Wall Street décroche avec Tesla et Alphabet...

Wall Street décroche avec Tesla et Alphabet

Wall Street corrige lourdement ce jeudi avec Alphabet et Tesla, le Nasdaq décrochant de 2,26% à 25.109 pts, contre un recul de 1,16% à 7.412 pts sur le S&P 500 et une baisse de 0,91% à 51.743 pts sur le DJIA. La nervosité est palpable, alors que Tesla a largement manqué le consensus de profits et qu'Alphabet a relevé de 15 milliards de dollars ses plans de capex. L'escalade des tensions au Moyen-Orient pèse également toujours. Le baril de brut WTI prend 5,6% à 91,7$. L'once d'or fin cède 1,7% à 4.059$. L'indice dollar gagne 0,3% face à un panier de devises.
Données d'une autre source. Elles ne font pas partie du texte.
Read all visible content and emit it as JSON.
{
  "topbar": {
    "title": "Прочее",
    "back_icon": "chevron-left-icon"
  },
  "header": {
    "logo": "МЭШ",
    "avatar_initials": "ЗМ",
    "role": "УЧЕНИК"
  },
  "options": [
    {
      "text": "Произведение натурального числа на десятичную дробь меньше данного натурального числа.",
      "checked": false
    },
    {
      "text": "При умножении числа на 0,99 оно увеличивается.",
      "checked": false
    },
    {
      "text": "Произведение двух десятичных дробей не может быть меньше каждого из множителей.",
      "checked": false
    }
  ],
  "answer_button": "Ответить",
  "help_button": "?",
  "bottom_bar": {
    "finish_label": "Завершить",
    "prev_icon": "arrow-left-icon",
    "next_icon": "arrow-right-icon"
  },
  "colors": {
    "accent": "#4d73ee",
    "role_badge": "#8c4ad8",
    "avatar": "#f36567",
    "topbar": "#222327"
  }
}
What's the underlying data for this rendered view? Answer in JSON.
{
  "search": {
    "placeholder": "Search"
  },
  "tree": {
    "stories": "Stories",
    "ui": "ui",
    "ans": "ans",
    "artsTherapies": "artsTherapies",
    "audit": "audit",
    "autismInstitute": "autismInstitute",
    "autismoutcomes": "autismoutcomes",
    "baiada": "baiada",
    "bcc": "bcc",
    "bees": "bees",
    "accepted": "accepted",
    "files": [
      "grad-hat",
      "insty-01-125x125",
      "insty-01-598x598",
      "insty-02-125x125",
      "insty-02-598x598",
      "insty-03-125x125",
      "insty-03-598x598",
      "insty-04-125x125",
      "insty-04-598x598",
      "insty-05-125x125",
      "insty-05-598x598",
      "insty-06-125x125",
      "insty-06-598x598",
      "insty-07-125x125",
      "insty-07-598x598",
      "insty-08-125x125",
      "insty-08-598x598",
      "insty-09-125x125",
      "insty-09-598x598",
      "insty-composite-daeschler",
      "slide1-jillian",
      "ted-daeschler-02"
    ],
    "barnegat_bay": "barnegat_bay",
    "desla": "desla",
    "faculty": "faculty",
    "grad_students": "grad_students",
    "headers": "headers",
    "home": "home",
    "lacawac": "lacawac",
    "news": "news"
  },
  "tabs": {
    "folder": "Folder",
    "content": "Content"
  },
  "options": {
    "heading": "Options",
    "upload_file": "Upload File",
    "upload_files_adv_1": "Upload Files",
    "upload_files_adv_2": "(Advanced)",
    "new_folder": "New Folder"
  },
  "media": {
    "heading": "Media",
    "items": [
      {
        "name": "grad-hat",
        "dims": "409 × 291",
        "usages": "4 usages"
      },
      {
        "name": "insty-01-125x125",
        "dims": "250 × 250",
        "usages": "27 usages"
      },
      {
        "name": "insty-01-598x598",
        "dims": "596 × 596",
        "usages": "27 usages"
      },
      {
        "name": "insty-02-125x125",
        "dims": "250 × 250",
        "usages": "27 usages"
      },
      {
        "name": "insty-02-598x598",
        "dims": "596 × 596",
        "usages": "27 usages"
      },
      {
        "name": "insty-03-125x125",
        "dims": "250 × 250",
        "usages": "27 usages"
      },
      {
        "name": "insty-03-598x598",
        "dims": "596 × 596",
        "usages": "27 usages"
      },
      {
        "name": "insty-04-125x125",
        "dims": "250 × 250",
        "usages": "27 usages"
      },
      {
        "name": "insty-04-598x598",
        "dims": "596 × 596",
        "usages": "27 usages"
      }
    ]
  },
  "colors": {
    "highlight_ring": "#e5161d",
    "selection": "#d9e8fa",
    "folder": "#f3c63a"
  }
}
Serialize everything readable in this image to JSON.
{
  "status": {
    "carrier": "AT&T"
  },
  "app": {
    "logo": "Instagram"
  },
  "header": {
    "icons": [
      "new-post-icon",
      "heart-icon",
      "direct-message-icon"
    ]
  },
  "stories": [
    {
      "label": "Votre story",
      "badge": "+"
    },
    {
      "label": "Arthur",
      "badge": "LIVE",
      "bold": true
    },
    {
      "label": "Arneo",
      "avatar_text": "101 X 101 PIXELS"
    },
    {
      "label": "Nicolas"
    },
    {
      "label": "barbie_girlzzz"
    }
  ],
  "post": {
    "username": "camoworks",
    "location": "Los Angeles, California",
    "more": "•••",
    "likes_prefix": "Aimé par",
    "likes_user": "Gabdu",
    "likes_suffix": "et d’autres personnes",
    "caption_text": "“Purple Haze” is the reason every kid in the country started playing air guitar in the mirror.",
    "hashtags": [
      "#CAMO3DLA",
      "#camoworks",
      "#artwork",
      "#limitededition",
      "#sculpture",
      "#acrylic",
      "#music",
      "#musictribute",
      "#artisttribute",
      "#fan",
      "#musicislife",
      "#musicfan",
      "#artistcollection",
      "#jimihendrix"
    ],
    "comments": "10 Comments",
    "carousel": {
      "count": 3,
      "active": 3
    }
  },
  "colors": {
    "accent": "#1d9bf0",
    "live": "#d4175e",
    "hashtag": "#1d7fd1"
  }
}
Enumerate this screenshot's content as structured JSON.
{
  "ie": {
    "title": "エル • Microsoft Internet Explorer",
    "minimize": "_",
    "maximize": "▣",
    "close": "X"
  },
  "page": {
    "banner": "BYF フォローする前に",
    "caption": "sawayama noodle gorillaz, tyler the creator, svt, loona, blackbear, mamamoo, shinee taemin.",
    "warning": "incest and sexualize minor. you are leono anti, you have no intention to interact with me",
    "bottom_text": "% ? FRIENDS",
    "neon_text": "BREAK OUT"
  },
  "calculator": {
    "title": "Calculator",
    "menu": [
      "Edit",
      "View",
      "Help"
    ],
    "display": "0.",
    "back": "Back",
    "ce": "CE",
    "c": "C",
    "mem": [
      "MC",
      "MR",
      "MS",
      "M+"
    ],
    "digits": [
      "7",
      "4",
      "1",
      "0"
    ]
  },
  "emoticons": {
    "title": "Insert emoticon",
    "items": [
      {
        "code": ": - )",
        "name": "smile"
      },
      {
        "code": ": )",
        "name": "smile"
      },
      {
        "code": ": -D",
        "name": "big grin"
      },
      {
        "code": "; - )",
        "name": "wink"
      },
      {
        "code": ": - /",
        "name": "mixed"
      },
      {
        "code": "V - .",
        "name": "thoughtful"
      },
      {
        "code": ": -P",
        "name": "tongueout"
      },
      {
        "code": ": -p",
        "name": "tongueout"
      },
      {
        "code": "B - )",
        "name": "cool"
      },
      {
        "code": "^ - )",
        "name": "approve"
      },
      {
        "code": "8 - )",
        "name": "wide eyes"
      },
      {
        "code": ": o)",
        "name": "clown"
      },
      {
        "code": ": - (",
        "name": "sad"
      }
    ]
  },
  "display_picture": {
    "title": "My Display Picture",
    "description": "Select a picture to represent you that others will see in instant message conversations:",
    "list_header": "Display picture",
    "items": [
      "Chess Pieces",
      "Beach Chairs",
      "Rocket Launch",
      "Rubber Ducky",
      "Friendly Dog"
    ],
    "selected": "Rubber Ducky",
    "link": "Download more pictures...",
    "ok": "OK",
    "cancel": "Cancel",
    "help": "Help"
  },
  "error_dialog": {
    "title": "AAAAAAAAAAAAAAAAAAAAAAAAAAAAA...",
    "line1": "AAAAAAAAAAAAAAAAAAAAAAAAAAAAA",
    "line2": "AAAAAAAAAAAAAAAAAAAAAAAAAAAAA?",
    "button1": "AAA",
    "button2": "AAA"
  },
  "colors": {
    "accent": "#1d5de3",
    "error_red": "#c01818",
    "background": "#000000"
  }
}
Dans l'actualité géopolitique, la prudence domine face à l'évolution de la situation au Moyen-Orient, où l'escalade des hostilités entre les États-Unis et l'Iran ne montre guère de signes d'apaisement. Les opérateurs craignent que le conflit ne s'étende à d'autres zones du Golfe, perturbant davantage l'approvisionnement mondial en pétrole en provenance de la région. Les Houthis du Yémen, soutenus par Téhéran, ont revendiqué des attaques contre deux pétroliers saoudiens en mer Rouge...

Washington semble pour sa part plutôt intensifier sa campagne, alors même que des médiateurs tentent pourtant de relancer une solution diplomatique. Avant-hier, Trump a indiqué que les États-Unis n'avaient aucun intérêt à rencontrer l'Iran... Il avait précédemment promis que l'Iran paierait pour la mort de trois soldats américains survenue ces derniers jours, alors même que des médiateurs proposaient une nouvelle trêve dans un contexte d'élargissement du conflit au Moyen-Orient. Le conflit semble donc toujours loin d'être résolu, malgré les annonces à répétition d''accord imminent'.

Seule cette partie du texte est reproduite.